Abajo, después de la cena, seguimos devanándonos los sesos para dar con un plan. No sacamos nada en claro, aunque sí acordamos que no podemos seguir juntos y que deberíamos intentar infiltrarnos en la mansión antes de probar a usarme como cebo. Acepto este segundo punto para evitar más discusiones; si decido entregarme, no necesito ni el permiso ni la participación de nadie.

Cambiamos vendas, esposamos a Peeta a su soporte y nos ponemos a dormir. Unas horas después, me despierto y oigo una conversación en voz baja entre Peeta y Gale. Imposible no cotillear.

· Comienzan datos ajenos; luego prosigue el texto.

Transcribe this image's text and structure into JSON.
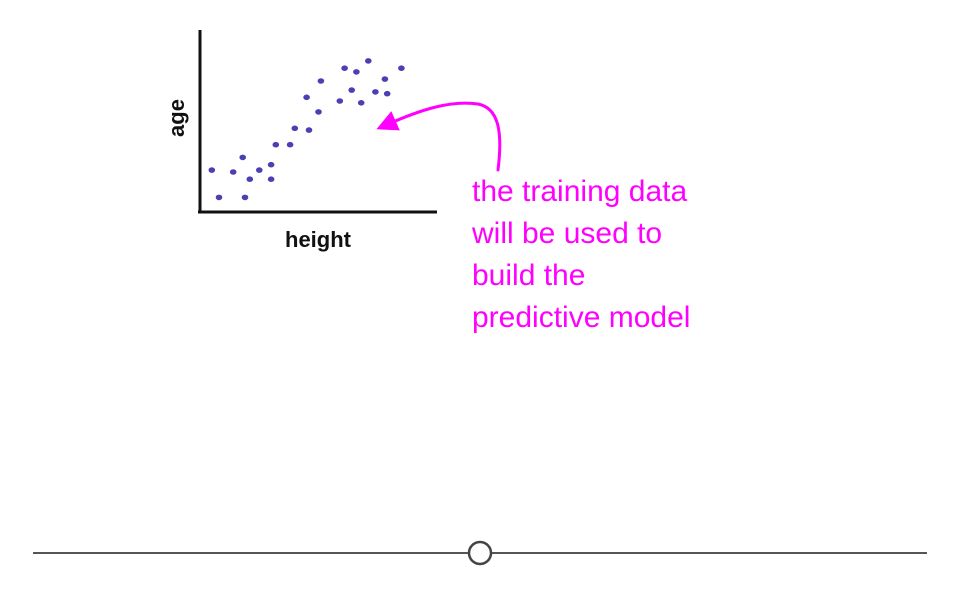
{
  "colors": {
    "point": "#4b3fb4",
    "axis": "#111111",
    "annotation": "#ff00ff",
    "timeline": "#555555"
  },
  "chart_data": {
    "type": "scatter",
    "title": "",
    "xlabel": "height",
    "ylabel": "age",
    "grid": false,
    "legend": "none",
    "xlim": [
      0,
      100
    ],
    "ylim": [
      0,
      100
    ],
    "series": [
      {
        "points": [
          [
            5,
            23
          ],
          [
            8,
            8
          ],
          [
            14,
            22
          ],
          [
            18,
            30
          ],
          [
            19,
            8
          ],
          [
            21,
            18
          ],
          [
            25,
            23
          ],
          [
            30,
            26
          ],
          [
            30,
            18
          ],
          [
            32,
            37
          ],
          [
            38,
            37
          ],
          [
            40,
            46
          ],
          [
            45,
            63
          ],
          [
            46,
            45
          ],
          [
            50,
            55
          ],
          [
            51,
            72
          ],
          [
            59,
            61
          ],
          [
            61,
            79
          ],
          [
            64,
            67
          ],
          [
            66,
            77
          ],
          [
            68,
            60
          ],
          [
            71,
            83
          ],
          [
            74,
            66
          ],
          [
            78,
            73
          ],
          [
            79,
            65
          ],
          [
            85,
            79
          ]
        ]
      }
    ]
  },
  "annotation": {
    "lines": [
      "the training data",
      "will be used to",
      "build the",
      "predictive model"
    ]
  },
  "timeline": {
    "scrubber_label": ""
  }
}
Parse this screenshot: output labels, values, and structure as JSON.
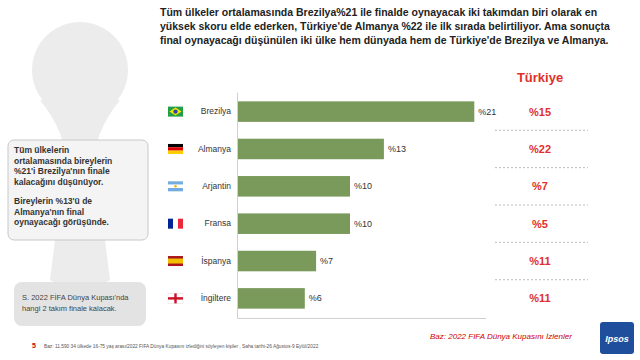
{
  "chart_data": {
    "type": "bar",
    "orientation": "horizontal",
    "title": "Tüm ülkeler ortalamasında Brezilya%21 ile finalde oynayacak iki takımdan biri olarak en yüksek skoru elde ederken, Türkiye'de Almanya %22 ile ilk sırada belirtiliyor. Ama sonuçta final oynayacağı düşünülen iki ülke hem dünyada hem de Türkiye'de Brezilya ve Almanya.",
    "categories": [
      "Brezilya",
      "Almanya",
      "Arjantin",
      "Fransa",
      "İspanya",
      "İngiltere"
    ],
    "values": [
      21,
      13,
      10,
      10,
      7,
      6
    ],
    "value_labels": [
      "%21",
      "%13",
      "%10",
      "%10",
      "%7",
      "%6"
    ],
    "data_labels": true,
    "color": "#7a9a5b",
    "xlim": [
      0,
      22
    ],
    "xticks": [],
    "tick_labels": "y",
    "grid": false,
    "turkey": {
      "title": "Türkiye",
      "values": [
        15,
        22,
        7,
        5,
        11,
        11
      ],
      "value_labels": [
        "%15",
        "%22",
        "%7",
        "%5",
        "%11",
        "%11"
      ]
    }
  },
  "page": {
    "note": [
      [
        "Tüm ülkelerin",
        "ortalamasında bireylerin",
        "%21'i Brezilya'nın finale",
        "kalacağını düşünüyor."
      ],
      [
        "Bireylerin %13'ü de",
        "Almanya'nın final",
        "oynayacağı görüşünde."
      ]
    ],
    "question": [
      "S. 2022 FİFA Dünya Kupası'nda",
      "hangi 2 takım finale kalacak."
    ],
    "page_number": "5",
    "source": "Baz: 11.590  34 ülkede 16-75 yaş arası/2022 FIFA Dünya Kupasını izlediğini söyleyen kişiler , Saha tarihi-26 Ağustos-9 Eylül/2022",
    "base": "Baz: 2022 FIFA Dünya Kupasını İzlenler",
    "logo": "Ipsos"
  }
}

—Gracias por el agua —dice Peeta.

—Tranquilo —responde Gale—, me despierto unas diez veces cada noche.

—¿Para asegurarte de que Katniss sigue aquí?

—Algo así —reconoce Gale.

Guardan silencio un momento y después Peeta habla de nuevo:

—Ha tenido gracia lo que ha dicho Tigris, lo de que nadie sabe qué hacer con ella.

—Bueno, y menos nosotros —responde Gale.

Los dos se ríen. Qué raro es oírlos hablar así, casi como amigos, cosa que no son. Nunca lo han sido, aunque tampoco son exactamente enemigos.

—Te quiere, ¿sabes? —dice Peeta—. Prácticamente me lo dijo después de tus latigazos.

—No te lo creas —responde Gale—. Viendo cómo te besó en el Vasallaje… Bueno, a mí nunca me ha besado así.

—No era más que parte del teatro —le asegura Peeta, aunque noto que duda.

—No, te la ganaste. Lo diste todo por ella. Quizá sea la única forma de convencerla de que la amas. —Se calla un momento—. Tendría que haberme presentado voluntario por ti en los primeros Juegos. Para protegerla.

—No podías, nunca te lo habría perdonado. Tenías que cuidar de su familia, le importan más que la vida.

—Bueno, eso no será problema dentro de nada. Es poco probable que los tres lleguemos vivos al final de la guerra. Y si lo conseguimos, supongo que es problema de Katniss. A quién elegir, me refiero —dice Gale, y bosteza—. Deberíamos dormir un poco.

—Sí. —Oigo cómo se deslizan las esposas de Peeta por el soporte cuando se tumba—. Me pregunto cómo se decidirá.

—Bueno, yo ya lo sé —asegura Gale; apenas logro oírlo por culpa de la capa de pieles que tiene encima—: Katniss elegirá al que necesite para sobrevivir.